What is the recipe behind peaceful coexistence of South-East Asian Muslims with representatives of other religions?
— There are many reasons for it. First, they have lived together for many years. Islam has been in Indonesia in the 13th and 14th century. Prior to it, Hinduism has been the predominent religion (it is still practiced in Bali). Colonialists brought Christianity in the 16th century. Confucianism and Buddhism came in the 16th century, too, through ethnic Chinese. Multiple centuries have cultivated a respectful attitude towards other religions. This spirit is very strong in the Indonesian society.
It offers favourable conditions for peaceful coexistence of different religions and uninterrupted practice of religious rituals.
Some forces have tried to use religions feelings to promote the terrorist ideology and force new members into terrorist cells. It is becoming increasingly relevant today as ISIS, al-Nusra and others have been looking to expand into other regions, including South-East Asia following their defeat in Syria. This is why regional governments have become much more aware about the issue. They have been stepping up efforts to counter the spread of terrorist ideology, radical ideas and support peace between representatives of different religions.
You also worked as ambassador to Kiribati, East Timor and Papua New Guinea.
— Sharing several positions is a tough job requiring extra effort and time. While in Jakarta, I focused on strengthening ties between Indonesia and Moscow, but I also had to find the time to make regular trips to these countries, talk to their officials and facilitate the development of ties across the spectrum of relations. The issue is that it takes about 3-4 days to go from Indonesia to Kiribati, that's how vast the Asia-Pacific region is.
I have fond memories of my visit to Dili, the capital of East Timor, and my conversations with the president and prime minister of this young state that lasted for several hours.
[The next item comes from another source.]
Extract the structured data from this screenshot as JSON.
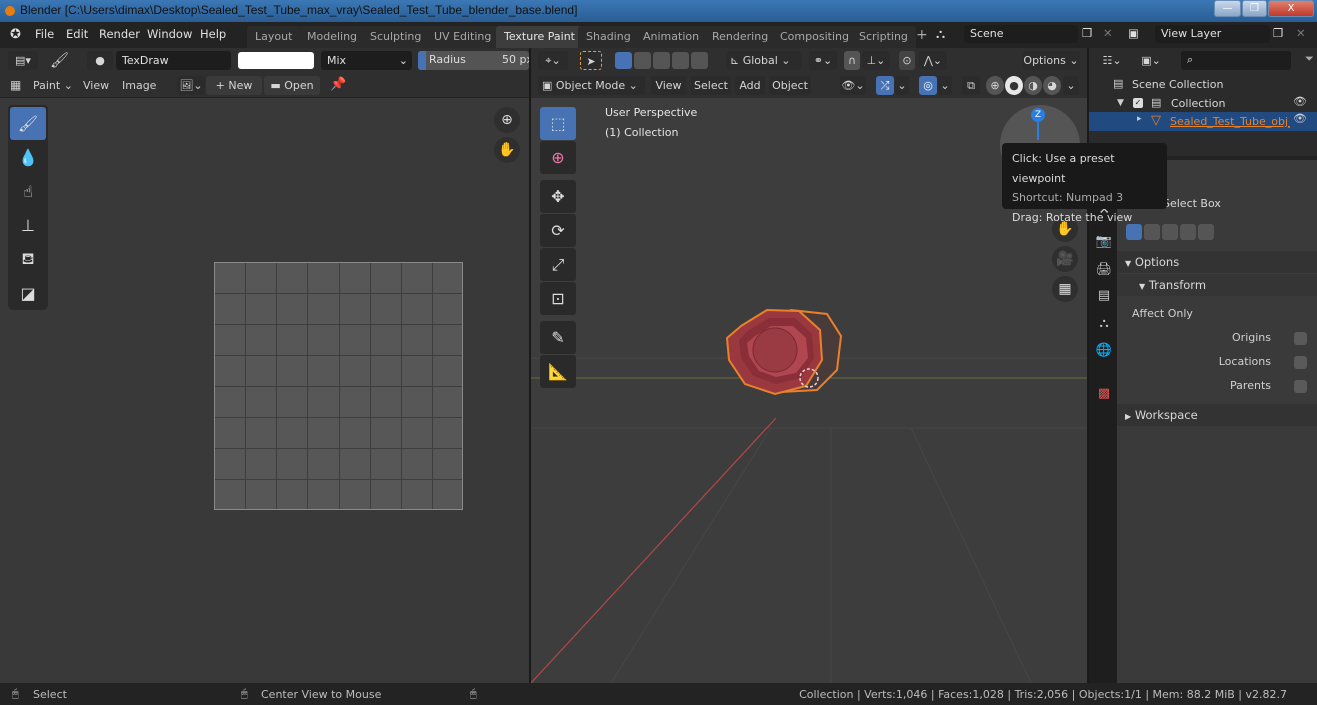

Back then, the country was struggling because of the lack of resources, qualified staff, experience and domestic instability. Still, we share close perspectives on global and regional issues and are both committed to the UN Charter and international law, and stand against double standards in international affairs. There is significant potential in terms of developing bilateral economic ties, first of all in oil and gas. With the political will from both sides, the potential will gradually materialize in actions.